Intervention de Xavier Roseren

Séance en hémicycle du mardi 4 mai 2021 à 21h00
Situation des entreprises touchées par la crise de la covid-19

Photo issue du site de l'Assemblée nationale ou de WikipediaXavier Roseren :

L'ampleur de la crise sanitaire est inédite dans l'ensemble du monde, avec un recul de l'activité mondiale de 3,4 % sans précédent depuis la Seconde Guerre mondiale. Le recul du PIB français est de 8,2 %, le plus fort jamais enregistré depuis la création de cet indicateur en 1946 par l'INSEE. Depuis le début de la crise sanitaire, l'État s'est pleinement mobilisé afin de répondre à l'urgence sanitaire, économique et sociale. Les mesures prises par le Gouvernement sont massives, je pense par exemple au fonds de solidarité, aux prêts garantis par l'État et au dispositif d'activité partielle. Au fur et à mesure, l'État n'a cessé d'améliorer les aides économiques en fonction de l'évolution de la crise sanitaire et des remontées de terrain.

Une note récente de la Banque de France présente l'impact de la crise sur la situation financière des entreprises et des ménages en 2020. Elle constate que la crise a eu un impact massif, mais très hétérogène, sur la santé financière des entreprises. La dette nette des sociétés non financières est très légèrement en augmentation, de 17 milliards d'euros en 2020 ; en revanche, la dette brute augmente de 217 milliards d'euros, et la trésorerie de 200 milliards, en raison des PGE et des dépôts bancaires.

Le rapport d'étape du comité de suivi de la mise en œuvre et de l'évaluation des mesures de soutien financier aux entreprises confrontées à l'épidémie de covid-19, présidé par Benoît Cœuré, qui a été présenté le 21 avril 2021, indique que, s'il est « trop tôt pour disposer d'évaluations causales sur l'impact des mesures d'urgence [sur la santé financière des entreprises], nous disposons d'ores et déjà d'éléments […] allant dans le sens d'un effet massif des dispositifs sur l'économie française […]. » Premièrement, les défaillances d'entreprises ont fortement diminué en 2020 : elles sont en recul de 38 %, soit 31 000 défaillances contre 51 000 un an plus tôt.

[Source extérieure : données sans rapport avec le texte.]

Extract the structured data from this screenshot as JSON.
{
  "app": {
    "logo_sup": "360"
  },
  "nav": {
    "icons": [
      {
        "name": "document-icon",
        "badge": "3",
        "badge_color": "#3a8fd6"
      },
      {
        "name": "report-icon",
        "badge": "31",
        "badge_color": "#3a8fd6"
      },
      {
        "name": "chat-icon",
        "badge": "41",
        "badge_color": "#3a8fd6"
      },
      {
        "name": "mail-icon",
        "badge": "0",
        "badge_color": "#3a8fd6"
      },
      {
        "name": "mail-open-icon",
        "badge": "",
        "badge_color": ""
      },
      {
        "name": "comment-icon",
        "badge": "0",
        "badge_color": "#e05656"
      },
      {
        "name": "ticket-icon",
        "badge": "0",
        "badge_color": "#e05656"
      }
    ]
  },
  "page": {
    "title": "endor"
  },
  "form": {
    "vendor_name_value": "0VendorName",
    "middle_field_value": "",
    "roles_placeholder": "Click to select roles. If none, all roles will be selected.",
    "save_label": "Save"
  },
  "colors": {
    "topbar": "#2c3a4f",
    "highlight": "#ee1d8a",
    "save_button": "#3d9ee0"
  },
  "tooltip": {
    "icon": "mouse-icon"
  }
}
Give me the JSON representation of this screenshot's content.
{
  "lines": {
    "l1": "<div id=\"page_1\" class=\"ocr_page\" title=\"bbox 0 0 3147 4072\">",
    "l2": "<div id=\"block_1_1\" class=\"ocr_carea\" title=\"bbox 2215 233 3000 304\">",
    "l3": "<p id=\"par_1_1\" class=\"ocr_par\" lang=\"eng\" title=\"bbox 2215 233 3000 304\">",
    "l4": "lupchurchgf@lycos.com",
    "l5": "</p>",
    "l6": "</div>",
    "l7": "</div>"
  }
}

Cette tendance reste d'actualité au premier trimestre 2021. Les mesures d'urgence prises par l'État ont permis de réduire le nombre d'entreprises insolvables ou défaillantes. En 2020, le nombre total d'entreprises créées est en hausse de 4 % par rapport à l'année 2019.

Par ailleurs, le rapport d'étape du comité Cœuré présente une étude visant à quantifier l'impact des mesures de soutien sur la situation financière des entreprises. Cette étude montre une limitation de l'augmentation de la part des entreprises insolvables. Cette part augmente de 3 points, lorsqu'existent des mesures de soutien, contre 8 points sans soutien. De même, la part des entreprises en situation d'illiquidité augmente de 8,4 points en cas de mesures de soutien, contre 12 points sans soutien. Nous commençons à enregistrer les résultats des aides apportées aux entreprises par l'État.

Le Gouvernement souhaite désormais élaborer avec les partenaires sociaux une méthode pour fixer des scénarios de levée des restrictions sanitaires et trouver le bon dosage pour établir un calendrier de débranchement progressif des aides. Après avoir répondu à l'urgence, nous nous tournons vers la relance du pays, afin de redresser rapidement et durablement l'économie française. Un plan de relance exceptionnel de 100 milliards d'euros est déployé par le Gouvernement autour de trois volets principaux : l'écologie, la compétitivité et la cohésion.